Coupon Targeting Under a Daily Budget: Policy, OPE, Calibration, and Monitoring
Context
-
You have two user-scoring models for a $5 coupon: M0 (current) and M1 (new). Each outputs a score p_i that should be interpreted as P(redeem | send, user i).
-
You may send at most K promos per day and must ensure expected coupon spend ≤ B dollars/day. The coupon costs $5 only when redeemed.
-
Historical data comes from a randomized experiment (logging policy) with columns: {user_id, features X, assigned_treatment W ∈ {1=coupon,0=control}, outcome redeem Y ∈ {0,1}, gmv G, timestamp t}.
Tasks
(a) Define a success metric aligned to profit and explain why AUC/accuracy can be misleading for targeting under a budget.
(b) Using the randomized dataset, derive off-policy estimators to compare the two deterministic policies induced by M0 and M1 (each implements a daily top-K rule under budget B): inverse propensity scoring (IPS), self-normalized IPS (SNIPS), and doubly robust (DR).

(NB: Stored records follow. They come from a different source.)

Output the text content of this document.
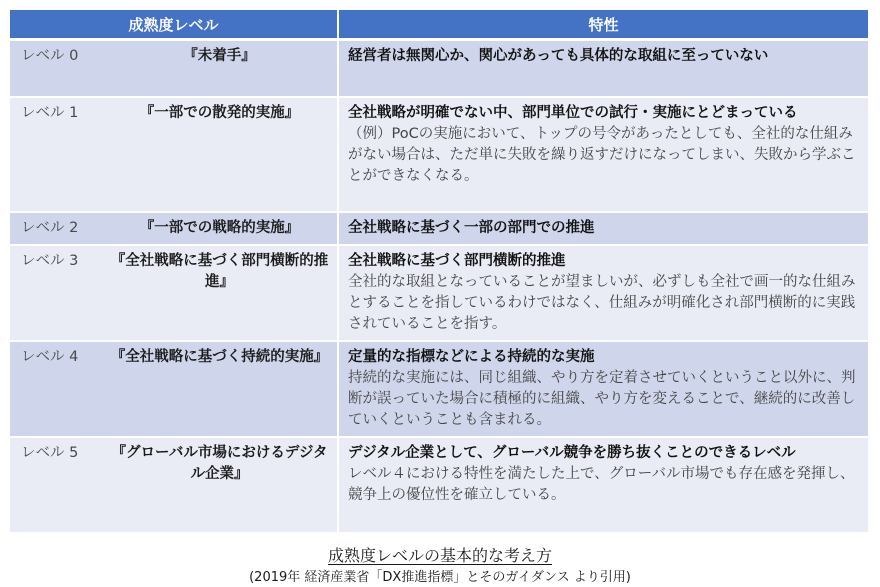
成熟度レベル		特性
レベル 0	『未着手』	経営者は無関心か、関心があっても具体的な取組に至っていない

レベル 1	『一部での散発的実施』	全社戦略が明確でない中、部門単位での試行・実施にとどまっている
（例）PoCの実施において、トップの号令があったとしても、全社的な仕組みがない場合は、ただ単に失敗を繰り返すだけになってしまい、失敗から学ぶことができなくなる。

レベル 2	『一部での戦略的実施』	全社戦略に基づく一部の部門での推進

レベル 3	『全社戦略に基づく部門横断的推進』	全社戦略に基づく部門横断的推進
全社的な取組となっていることが望ましいが、必ずしも全社で画一的な仕組みとすることを指しているわけではなく、仕組みが明確化され部門横断的に実践されていることを指す。

レベル 4	『全社戦略に基づく持続的実施』	定量的な指標などによる持続的な実施
持続的な実施には、同じ組織、やり方を定着させていくということ以外に、判断が誤っていた場合に積極的に組織、やり方を変えることで、継続的に改善していくということも含まれる。

レベル 5	『グローバル市場におけるデジタル企業』	デジタル企業として、グローバル競争を勝ち抜くことのできるレベル
レベル４における特性を満たした上で、グローバル市場でも存在感を発揮し、競争上の優位性を確立している。
成熟度レベルの基本的な考え方
(2019年 経済産業省「DX推進指標」とそのガイダンス より引用)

Write formulas, state assumptions for unbiasedness, and discuss variance trade-offs and cross-fitting.
(c) Describe how to calibrate probabilities (e.g., isotonic/Platt), set a daily threshold to respect budget B under drift, and directly optimize expected profit subject to guardrails (e.g., opt-out rate, complaint rate).
(d) List three concrete leakage risks (e.g., features reflecting prior coupon exposure, post-treatment variables, future-engagement proxies) and how to detect/prevent them.
(e) Explain handling delayed redemption labels and per-user redemption caps in both training and evaluation to avoid bias.
(f) Outline a monitoring plan for non-stationarity and cold-start users, including shadow deployment and canarying.